When asked what he made of them, Kingen calls it a “special honour” to be held in the same light. “If the god of top in LCK is Zeus, then the god of top in the LPL is TheShy.”
Kingen was initially taken under Song ‘Smeb’ Kyung-ho’s wing while on KT Rolster, before attempting to make his name in the LPL as TheShy had done. However, even after returning to the LCK to be part of DRX, something was missing from Kingen’s arsenal that would allow him to stand out from his peers: the mental nirvana he finally achieved here in North America.
“Honestly, I’ve been working hard my entire career,” Kingen states, “but the mindset I’ve had more recently is to not hesitate and give it my all. There’s a saying in Korea where if you do everything you can with no regrets, and leave it up to whatever fate has for you, then that’s the best you can do. Believing in that actually helped me a lot, and allowed me to stand here today.”

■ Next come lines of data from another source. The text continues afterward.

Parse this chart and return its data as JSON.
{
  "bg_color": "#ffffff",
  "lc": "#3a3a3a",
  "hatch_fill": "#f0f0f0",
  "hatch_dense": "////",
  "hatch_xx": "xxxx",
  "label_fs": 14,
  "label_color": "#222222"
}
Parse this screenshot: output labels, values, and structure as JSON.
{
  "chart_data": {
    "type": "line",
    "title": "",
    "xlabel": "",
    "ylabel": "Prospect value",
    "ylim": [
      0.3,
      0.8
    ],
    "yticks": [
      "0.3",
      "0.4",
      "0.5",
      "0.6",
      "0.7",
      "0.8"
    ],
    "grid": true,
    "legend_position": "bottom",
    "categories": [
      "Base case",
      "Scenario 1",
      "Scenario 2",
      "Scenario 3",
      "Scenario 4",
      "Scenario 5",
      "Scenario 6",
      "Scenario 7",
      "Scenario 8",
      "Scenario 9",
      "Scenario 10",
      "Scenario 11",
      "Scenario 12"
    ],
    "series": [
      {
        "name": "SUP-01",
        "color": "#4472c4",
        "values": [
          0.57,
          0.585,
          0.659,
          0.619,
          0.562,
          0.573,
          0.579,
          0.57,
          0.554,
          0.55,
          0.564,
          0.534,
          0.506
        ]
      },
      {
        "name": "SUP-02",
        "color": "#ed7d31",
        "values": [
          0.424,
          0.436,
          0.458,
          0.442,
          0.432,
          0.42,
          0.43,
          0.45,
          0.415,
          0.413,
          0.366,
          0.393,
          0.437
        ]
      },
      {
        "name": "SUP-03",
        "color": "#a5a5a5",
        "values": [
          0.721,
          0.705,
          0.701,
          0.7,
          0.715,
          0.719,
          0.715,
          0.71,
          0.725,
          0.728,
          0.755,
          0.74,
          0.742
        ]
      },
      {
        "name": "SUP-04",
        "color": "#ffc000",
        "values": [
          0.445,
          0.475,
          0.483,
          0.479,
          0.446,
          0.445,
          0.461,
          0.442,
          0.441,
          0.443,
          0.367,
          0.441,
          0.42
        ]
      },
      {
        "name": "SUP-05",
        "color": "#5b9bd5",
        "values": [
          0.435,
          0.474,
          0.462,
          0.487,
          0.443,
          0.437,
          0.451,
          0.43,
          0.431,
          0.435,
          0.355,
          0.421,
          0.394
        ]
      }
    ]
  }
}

Standing alongside Kingen at the peak of the League esports world are of course his DRX teammates, including the man he himself had recruited at the beginning of the year: Kim ‘Zeka’ Geon-woo.
In a previous interview with Korizon’s Ashley Kang, Zeka revealed that his former KT Rolster comrade had promised him an LCK title if he returned from China to join the team. While Kingen has yet to make good on that particular promise, Zeka will have to make do with a world championship instead for the time being.
“I said this not only to Zeka, but to Deft too,” Kingen clarifies. “I told them ‘let’s win together’, but you can’t predict the future. […] We achieved the highest achievement, and everything turned out to be so good, so I’m really happy about that.”
Of course, the path to achieving high isn’t linear, and Kingen is unabashedly aware that the team has taken the “messy” route to the top. Over the course of the tournament, DRX played a whopping 26 games, including 14 of the 15 possible games in the Knockout Stage. One can see why Kingen was so sure the Final would go the whole way.
While many of the team’s victories were born out of chaos, this energy suits DRX to a tee. Take Hong ‘Pyosik’ Chang-hyeon’s iconic victory celebration, for example. Aside from being a crowd favourite, Kingen firmly believes that his teammate has qualities that were pivotal to DRX’s fairytale run.
“He’s such a character”, Kingen beams. “He’s such a pure soul, someone you can easily approach, and is so familiar. I think him just being himself in-game helps us let go of all the feelings, and helped us get a positive outcome.”
Well, there are few outcomes more positive than a world championship victory – though, arguably for Cho ‘BeryL’ Geon-hee the dream of a gacha game waifu-inspired DRX Worlds skin might just top it…
For now, this remarkable DRX side can revel in its remarkable achievement. However, with an LCK title still to acquire for Zeka, Kingen will surely be eager to get back home to start preparing for the 2023 season, though not without first taking a well-earned break, I’m sure.